Do you have a colleague who throws technical terms around or a teacher who explains facts in a rather incomprehensible manner? Then you are not the only ones! The Feynman Technique is a teaching and communication method that can be used to convey information using precise ideas and simple language.
Start Learning Today will now explain of this interesting technique on how to study everything effectively.
This technique is derived from Richard Feynman’s Learning Technique, which he developed as a student at Princeton University in the United States. The method is a kind of breakdown of his thought processes. Feynman is a pioneer in quantum electrodynamics and is considered one of the greatest physicists of all time.
The Feynman Technique consists of the following steps:
1. Select a subject
Write down everything you know about this topic. Then when you come across new sources of information, add them to the note.
2. Explain the facts to a child
If you can teach a child a particular topic, you are one step ahead.
Start with a blank note and write down the topic or subject that you would like to learn. Then hold onto everything you know about it. You should formulate everything in very simple words and understandably as if you were explaining it to a child.
You should note the following:
No technical terms: Children do not understand technical language or explanations with difficult words. The language of science is largely made up of complex terminology, which is why Feynman’s diagrams are so helpful. In it, he illustrates facts that other scientists explained in marathon lectures. If we leave out the technical jargon, we cannot hide behind terms that we cannot explain. Inflated concepts and business jargon prevent us from getting to the heart of the topic and imparting knowledge to others.
The spice is in the brevity: Due to the limited attention span of children, you have to present your concepts as quickly and precisely as if you had to explain your business idea in a short ride in the elevator. It would help if you were on the subject before the door opens.
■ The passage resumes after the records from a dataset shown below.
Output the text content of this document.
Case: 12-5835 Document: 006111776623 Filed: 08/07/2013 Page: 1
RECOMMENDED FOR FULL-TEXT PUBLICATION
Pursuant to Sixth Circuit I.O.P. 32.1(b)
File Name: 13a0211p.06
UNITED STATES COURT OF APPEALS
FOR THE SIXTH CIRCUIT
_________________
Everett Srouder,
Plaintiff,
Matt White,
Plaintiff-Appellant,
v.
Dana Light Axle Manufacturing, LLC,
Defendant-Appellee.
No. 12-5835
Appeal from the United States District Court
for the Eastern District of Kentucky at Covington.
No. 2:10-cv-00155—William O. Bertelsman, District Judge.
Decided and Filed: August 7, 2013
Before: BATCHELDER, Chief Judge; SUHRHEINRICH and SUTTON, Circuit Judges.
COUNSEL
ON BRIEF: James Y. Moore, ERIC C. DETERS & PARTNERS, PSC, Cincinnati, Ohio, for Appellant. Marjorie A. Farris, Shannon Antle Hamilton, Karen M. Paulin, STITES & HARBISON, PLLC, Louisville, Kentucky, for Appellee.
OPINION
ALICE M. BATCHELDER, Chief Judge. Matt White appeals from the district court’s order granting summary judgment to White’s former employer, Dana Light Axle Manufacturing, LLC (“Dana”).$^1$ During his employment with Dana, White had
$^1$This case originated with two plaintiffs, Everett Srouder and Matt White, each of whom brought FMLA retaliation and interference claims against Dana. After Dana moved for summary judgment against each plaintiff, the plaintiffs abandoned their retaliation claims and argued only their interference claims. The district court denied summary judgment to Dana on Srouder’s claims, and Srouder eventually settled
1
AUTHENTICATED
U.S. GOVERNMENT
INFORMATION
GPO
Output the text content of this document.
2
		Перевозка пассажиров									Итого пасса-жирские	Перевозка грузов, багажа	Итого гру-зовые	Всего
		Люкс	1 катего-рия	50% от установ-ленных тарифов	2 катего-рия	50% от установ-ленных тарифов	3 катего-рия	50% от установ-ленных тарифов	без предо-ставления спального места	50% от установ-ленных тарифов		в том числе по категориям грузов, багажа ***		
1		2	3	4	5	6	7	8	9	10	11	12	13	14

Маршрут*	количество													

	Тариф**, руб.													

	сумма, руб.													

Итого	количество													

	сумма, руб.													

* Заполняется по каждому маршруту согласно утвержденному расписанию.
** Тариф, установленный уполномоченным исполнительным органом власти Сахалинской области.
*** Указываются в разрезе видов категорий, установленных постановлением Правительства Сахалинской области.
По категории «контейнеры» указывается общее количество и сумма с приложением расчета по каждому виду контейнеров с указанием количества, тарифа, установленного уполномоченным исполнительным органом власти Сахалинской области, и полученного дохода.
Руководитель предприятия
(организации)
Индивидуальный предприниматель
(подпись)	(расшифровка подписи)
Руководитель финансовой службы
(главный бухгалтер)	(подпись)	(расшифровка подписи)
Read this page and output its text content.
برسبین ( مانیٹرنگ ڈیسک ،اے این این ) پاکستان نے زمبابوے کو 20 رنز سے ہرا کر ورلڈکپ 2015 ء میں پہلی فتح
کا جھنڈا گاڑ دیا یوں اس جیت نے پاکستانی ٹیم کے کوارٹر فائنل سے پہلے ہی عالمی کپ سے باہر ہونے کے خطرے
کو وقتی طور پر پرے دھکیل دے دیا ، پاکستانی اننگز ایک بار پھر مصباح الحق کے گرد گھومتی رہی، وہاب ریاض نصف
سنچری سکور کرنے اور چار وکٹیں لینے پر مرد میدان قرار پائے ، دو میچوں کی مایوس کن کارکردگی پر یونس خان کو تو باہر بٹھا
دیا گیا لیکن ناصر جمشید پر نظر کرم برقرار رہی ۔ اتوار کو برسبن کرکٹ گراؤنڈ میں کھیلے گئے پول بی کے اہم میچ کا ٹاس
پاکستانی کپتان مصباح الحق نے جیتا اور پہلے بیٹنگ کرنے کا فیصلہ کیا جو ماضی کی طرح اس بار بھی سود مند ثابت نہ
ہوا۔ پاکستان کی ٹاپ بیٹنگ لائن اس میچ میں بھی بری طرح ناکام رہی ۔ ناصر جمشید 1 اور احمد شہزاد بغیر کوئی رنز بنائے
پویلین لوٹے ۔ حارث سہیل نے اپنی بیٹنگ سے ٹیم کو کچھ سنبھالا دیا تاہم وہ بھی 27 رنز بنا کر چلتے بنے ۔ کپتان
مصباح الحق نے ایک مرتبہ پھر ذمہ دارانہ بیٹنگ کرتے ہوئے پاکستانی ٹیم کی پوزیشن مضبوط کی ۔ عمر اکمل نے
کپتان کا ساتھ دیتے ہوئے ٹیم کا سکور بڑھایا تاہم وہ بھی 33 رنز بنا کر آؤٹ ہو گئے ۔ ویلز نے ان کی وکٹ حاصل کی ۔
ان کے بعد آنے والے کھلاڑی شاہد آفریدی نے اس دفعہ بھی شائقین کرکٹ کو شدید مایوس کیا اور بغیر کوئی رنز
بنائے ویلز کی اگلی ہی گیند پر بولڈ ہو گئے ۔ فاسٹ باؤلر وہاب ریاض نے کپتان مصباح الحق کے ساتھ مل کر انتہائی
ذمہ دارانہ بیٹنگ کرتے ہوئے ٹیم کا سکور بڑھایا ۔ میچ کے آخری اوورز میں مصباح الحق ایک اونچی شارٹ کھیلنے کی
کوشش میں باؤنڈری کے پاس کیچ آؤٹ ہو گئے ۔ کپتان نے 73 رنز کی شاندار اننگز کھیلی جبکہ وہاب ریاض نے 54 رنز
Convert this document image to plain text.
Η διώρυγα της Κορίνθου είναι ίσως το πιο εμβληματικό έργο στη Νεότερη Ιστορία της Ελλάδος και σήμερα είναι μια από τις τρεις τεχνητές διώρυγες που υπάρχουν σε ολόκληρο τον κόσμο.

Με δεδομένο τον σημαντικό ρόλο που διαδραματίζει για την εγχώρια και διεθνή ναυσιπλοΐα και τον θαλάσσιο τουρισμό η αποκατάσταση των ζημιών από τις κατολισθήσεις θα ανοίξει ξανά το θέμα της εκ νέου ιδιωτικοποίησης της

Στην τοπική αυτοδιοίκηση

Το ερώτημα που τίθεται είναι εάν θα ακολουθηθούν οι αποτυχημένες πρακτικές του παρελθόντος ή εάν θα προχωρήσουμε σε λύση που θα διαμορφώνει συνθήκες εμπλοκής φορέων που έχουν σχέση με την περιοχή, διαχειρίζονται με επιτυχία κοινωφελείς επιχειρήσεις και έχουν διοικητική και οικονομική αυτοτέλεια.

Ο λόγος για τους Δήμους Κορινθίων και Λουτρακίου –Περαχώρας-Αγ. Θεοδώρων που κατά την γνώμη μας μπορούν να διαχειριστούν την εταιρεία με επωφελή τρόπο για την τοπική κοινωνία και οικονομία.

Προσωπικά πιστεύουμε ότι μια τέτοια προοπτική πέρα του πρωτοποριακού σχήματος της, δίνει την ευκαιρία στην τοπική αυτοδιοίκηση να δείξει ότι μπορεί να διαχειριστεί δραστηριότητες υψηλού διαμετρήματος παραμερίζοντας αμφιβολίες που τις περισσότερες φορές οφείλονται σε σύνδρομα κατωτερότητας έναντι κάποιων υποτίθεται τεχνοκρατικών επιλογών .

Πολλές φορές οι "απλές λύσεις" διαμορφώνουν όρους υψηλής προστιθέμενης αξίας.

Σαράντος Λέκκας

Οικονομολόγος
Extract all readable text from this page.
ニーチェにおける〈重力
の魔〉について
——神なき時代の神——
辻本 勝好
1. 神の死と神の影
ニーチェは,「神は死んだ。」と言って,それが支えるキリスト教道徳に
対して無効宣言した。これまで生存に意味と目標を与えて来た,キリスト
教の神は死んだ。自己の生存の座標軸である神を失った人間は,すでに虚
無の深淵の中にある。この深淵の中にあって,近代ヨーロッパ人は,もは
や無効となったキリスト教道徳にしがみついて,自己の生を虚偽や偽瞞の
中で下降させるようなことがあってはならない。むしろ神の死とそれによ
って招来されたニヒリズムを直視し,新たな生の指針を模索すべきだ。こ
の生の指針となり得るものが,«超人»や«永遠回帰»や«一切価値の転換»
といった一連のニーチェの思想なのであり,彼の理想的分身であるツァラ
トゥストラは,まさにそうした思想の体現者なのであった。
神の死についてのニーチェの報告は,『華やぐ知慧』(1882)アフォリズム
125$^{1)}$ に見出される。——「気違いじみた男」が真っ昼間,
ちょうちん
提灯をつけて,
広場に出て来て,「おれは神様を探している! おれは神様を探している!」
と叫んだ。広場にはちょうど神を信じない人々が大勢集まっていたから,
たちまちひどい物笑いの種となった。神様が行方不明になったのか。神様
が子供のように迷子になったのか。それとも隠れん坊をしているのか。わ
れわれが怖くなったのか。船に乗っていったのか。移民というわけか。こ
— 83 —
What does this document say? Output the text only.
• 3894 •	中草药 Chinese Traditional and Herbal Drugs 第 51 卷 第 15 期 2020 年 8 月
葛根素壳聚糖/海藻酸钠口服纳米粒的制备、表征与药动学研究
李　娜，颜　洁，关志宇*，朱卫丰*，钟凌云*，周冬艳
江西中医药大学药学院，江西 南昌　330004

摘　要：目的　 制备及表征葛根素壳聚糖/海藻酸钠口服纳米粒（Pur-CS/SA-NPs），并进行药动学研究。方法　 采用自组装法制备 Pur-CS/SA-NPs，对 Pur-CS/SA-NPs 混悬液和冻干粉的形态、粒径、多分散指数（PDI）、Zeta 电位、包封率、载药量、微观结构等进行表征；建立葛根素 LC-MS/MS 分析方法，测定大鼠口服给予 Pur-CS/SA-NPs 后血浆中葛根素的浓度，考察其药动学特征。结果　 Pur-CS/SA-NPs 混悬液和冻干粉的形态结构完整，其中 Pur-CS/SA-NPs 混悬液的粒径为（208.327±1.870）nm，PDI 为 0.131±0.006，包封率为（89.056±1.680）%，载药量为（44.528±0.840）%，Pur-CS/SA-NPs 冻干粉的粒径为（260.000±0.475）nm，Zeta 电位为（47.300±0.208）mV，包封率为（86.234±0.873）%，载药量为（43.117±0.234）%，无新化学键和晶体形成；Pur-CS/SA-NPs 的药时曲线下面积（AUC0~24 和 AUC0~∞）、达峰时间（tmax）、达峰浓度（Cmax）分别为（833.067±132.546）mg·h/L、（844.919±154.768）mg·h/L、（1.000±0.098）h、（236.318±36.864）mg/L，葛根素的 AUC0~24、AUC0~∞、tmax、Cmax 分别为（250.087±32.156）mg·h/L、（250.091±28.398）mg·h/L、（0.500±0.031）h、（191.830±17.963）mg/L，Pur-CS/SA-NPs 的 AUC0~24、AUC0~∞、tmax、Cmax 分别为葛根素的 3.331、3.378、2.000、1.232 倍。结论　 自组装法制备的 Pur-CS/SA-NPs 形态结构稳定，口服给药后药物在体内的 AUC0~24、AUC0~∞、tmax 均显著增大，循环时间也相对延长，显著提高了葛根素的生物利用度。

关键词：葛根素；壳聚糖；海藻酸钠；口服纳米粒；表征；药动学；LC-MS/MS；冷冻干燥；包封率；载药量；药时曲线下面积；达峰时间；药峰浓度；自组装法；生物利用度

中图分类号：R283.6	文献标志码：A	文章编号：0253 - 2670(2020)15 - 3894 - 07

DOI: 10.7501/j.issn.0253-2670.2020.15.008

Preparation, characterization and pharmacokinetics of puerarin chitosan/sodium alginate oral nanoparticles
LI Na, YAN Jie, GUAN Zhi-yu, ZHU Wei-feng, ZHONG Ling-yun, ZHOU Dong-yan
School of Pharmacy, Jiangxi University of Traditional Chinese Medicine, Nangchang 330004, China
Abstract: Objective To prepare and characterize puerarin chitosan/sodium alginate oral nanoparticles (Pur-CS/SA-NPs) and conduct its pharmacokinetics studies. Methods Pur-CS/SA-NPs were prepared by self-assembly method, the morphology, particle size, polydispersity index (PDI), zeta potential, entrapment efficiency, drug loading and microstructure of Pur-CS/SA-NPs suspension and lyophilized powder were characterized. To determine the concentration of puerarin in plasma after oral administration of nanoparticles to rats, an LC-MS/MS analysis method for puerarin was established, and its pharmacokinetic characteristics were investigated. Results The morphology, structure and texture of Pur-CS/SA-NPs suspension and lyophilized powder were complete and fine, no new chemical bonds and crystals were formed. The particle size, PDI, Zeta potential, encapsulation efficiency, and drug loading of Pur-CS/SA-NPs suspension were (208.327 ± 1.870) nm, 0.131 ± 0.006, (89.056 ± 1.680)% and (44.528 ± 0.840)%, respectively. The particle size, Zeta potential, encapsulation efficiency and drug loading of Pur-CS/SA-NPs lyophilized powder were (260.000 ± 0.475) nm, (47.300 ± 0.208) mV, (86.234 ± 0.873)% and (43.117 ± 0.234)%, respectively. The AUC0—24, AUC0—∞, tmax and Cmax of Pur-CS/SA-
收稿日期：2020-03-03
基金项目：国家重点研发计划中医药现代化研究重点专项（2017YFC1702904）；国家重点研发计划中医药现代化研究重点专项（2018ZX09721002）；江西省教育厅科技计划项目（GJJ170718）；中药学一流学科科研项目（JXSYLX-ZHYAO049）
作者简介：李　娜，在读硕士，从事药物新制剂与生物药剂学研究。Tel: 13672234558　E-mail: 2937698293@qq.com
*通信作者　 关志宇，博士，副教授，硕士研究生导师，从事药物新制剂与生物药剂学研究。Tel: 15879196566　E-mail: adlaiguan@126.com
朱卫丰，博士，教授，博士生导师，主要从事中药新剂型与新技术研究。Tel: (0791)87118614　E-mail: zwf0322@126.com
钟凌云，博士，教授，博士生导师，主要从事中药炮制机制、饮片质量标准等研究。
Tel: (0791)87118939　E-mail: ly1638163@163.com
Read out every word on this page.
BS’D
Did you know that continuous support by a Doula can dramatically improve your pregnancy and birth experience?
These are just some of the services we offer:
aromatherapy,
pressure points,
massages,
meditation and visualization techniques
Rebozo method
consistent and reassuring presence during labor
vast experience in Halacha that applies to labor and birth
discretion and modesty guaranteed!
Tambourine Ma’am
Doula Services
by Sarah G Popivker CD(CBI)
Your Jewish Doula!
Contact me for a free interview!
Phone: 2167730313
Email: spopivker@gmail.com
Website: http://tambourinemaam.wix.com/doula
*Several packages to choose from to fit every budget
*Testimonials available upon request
Children do not have the ability or the mental capacity to follow a train of thought that takes longer. If you find it difficult to capture your thoughts on the note, it shows that there is still a lot to learn. At this point, your imagination can also help you achieve learning success.
For Feynman, this very first step was what he liked so much about science: the unraveling of the various levels of his knowledge.
3. Identify your knowledge gaps
At this point, we come to the learning process. What are you missing? What do you not know yet? By recognizing gaps in your knowledge, you can better organize and organize your notes and put them into context (we’ll come to that in the next step). Now you can use your starting material (notes, ideas, etc.) if you wonder how much you know about the topic. If you don’t know something, look it up. Take a look at the source material and gather the information you can fill in the gaps.
4. Organizes information simplifies the language used and puts everything into context
Connects the individual findings and establishes the connections. Turn your notes into a concise explanation by linking the most important parts of the topic together.
Read this statement out loud to yourself, imagining yourself speaking in front of students in the classroom. You will notice when the whole thing no longer sounds simple and straightforward. If you stumble at one point, it could be a sign that your train of thought is not yet fully developed.
Use analogies and simple sentences to make your explanation easy to understand.
The following sentence by Feynman expresses the strength of his technique. What began as a question about our existence has been put into one sentence and is understandable for a 14-year-old.
All things consist of atoms – small particles that move forever, attract each other when they are a little apart, but repel when pressed against each other.
Feynman is expressing that the most basic scientific concept for a layperson in physics is that everything is made up of atoms. In one simple sentence, Feynman conveys the basis of our universe. This is a master class not only for scientists but also for writers of all kinds of texts. Sums up the hypothesis in as few words as possible and avoids clumsy or verbose language.
Learning things to last forever
The next time you have a blank page in a note in front of you, see it as a change. This technique is intended to help you study for exams and acquire new subject areas, but it can also be easily adapted and used for highly concentrated work. To do this, choose a notebook as a place where you can expand your knowledge, develop your ideas, and get inspiration to stay true to the continuous learning that is such an important foundation for deep and meaningful work.